Yoga poses that trigger weight loss

Yoga being touted as a form of psychological exercise has long preceded its physical scope. However, in our remarkably sedentary modern era, a fit body is almost as important as a fit mind. In this regard, there are quite a few Yoga poses that particularly work well on your metabolism, and thus ultimately result in losing your weight. Moreover, they are also good for building up your lean muscles for a more toned body.

1. Willow Pose

Another classic standing pose, this posture is nigh perfect for that refined essence of balance and concentration.
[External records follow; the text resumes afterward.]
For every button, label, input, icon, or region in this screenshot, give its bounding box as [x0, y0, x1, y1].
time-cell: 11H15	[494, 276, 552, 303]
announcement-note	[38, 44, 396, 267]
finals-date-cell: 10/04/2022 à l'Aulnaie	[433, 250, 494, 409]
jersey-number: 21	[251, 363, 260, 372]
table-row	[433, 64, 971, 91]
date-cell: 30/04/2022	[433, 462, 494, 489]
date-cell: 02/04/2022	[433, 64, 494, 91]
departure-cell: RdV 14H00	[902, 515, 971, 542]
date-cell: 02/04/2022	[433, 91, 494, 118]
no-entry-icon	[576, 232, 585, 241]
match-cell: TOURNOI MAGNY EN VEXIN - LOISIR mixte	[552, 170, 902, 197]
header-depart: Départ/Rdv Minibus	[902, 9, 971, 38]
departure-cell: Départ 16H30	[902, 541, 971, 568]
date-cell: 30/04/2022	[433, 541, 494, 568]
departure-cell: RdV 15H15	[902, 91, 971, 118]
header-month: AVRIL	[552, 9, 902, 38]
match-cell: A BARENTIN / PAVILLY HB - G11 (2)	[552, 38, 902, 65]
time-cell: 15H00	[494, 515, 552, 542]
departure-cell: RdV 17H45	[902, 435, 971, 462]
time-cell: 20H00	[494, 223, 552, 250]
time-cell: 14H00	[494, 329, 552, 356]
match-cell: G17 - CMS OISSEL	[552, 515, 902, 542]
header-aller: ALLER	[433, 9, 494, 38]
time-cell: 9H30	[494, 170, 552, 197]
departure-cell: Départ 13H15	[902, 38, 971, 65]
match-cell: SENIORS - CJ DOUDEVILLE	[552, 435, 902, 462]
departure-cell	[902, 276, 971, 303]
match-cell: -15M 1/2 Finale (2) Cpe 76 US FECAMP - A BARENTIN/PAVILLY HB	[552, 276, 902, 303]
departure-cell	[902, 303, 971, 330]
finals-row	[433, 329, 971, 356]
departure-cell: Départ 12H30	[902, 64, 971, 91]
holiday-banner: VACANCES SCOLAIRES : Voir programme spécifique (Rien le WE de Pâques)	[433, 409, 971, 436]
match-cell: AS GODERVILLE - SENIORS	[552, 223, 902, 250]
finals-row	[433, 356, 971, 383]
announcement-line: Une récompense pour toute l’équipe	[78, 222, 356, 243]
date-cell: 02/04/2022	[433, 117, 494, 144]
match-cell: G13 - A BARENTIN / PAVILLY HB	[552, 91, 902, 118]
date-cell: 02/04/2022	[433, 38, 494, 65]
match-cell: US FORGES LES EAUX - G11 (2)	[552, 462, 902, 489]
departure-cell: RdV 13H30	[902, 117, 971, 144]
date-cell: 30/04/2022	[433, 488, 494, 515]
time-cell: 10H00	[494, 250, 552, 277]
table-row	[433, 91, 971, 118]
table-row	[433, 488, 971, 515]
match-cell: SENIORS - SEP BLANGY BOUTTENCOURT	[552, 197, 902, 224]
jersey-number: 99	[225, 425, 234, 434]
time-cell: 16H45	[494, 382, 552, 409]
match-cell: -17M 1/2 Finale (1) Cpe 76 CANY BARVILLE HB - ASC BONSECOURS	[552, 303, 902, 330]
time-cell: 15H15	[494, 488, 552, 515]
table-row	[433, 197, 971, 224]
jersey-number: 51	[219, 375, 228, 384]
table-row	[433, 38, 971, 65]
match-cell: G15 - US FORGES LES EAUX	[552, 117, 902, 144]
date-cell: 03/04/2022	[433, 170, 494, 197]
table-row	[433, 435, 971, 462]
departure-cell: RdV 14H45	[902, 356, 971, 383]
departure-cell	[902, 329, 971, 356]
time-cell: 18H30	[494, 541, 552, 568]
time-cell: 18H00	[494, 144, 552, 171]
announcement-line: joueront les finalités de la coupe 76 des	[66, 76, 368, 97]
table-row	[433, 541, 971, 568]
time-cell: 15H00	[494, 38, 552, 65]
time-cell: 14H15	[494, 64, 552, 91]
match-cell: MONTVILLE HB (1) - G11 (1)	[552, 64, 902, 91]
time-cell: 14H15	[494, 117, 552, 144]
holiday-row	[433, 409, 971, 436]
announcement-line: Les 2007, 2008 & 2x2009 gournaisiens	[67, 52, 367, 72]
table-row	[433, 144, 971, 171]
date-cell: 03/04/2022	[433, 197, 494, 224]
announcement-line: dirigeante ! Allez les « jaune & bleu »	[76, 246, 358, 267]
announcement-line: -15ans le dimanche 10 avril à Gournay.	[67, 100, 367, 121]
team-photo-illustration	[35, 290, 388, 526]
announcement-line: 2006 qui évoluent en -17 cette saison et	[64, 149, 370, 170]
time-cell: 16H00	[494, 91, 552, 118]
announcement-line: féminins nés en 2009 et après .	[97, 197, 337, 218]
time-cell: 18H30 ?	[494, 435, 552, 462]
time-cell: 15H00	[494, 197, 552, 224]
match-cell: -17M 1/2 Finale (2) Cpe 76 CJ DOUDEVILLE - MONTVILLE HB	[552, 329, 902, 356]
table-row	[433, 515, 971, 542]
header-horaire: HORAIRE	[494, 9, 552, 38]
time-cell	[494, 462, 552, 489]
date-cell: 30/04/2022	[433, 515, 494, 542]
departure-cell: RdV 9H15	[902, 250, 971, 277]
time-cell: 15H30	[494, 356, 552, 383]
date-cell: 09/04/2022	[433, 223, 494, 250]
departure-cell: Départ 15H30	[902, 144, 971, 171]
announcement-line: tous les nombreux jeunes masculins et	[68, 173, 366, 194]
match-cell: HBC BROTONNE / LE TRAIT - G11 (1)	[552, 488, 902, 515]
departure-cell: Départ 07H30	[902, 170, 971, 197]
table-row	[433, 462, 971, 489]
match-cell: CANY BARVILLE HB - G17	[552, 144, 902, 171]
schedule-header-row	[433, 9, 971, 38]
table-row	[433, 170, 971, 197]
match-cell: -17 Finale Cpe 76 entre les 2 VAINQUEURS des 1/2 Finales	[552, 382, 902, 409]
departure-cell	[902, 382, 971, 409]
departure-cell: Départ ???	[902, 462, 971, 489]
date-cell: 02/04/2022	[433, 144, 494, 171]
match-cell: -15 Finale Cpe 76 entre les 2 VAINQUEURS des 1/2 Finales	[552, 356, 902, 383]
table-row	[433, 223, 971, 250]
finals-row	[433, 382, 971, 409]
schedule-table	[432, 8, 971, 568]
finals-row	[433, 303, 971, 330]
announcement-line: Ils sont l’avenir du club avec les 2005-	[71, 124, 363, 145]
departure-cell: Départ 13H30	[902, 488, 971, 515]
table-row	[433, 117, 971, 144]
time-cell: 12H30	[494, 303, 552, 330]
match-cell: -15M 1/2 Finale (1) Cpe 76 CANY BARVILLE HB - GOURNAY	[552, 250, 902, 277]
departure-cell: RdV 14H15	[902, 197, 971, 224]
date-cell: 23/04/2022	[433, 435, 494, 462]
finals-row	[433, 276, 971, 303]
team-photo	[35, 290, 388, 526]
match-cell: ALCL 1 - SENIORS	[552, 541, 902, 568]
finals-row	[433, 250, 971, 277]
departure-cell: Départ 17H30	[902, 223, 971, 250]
While standing firmly, you need to shift the weight of your body to your right leg (which acts as the only support), while the sole of your left foot rests upon your right thigh at a perpendicular. One can also rest the left sole upon the right calf, but care should be taken not to rest it upon the knee. The effect of the exercise directly results in toning and developing the side of your abs.

2. Eagle Pose

An interesting looking pose, this posture requires you to bend your knees while standing. Then you ‘wrap’ your right leg around your (still standing) left leg, while fixing your foot and ankle along the left calf (looking like a spiraling pattern). Moving on to the upper part of your body, you also cross your arms, and then hold them upright in front of your chest for 30 seconds. This exercise also helps in building your leg muscles other than enhancing your metabolism.

3. Twisted Chair Pose

A standing pose that helps with circulation and metabolism, you need to bend your knees and bring down your hips, as if sitting on an imaginary chair. Then you bring palms together in front of your chest. Finally you have to twist your spine so that your right elbow touches your left knee, and then keep this posture for 30 seconds.

4. Bow Pose

This is a sort of an inverse exercise which might be a tad bit complex for first time practitioners. The posture requires you to bend your body inversely like a bow, with your hands holding on to your feet from behind, and your chest consequently rising up from the ground. The beneficial effect results in enhanced flexibility and improved back muscles.

5. Boat Pose

Also known as Navasana, this abs and spine flexing posture requires you to move your knees towards your chest. This is to be done with the lower pelvic region as the ground support. Now, you have to move up your straightened legs along a linear line, so that they form around 45 degrees with the ceiling. This should be done with your spine being still kept firm without hunching. However, if your back begins to bend, you should stop straightening your legs for a half boat pose.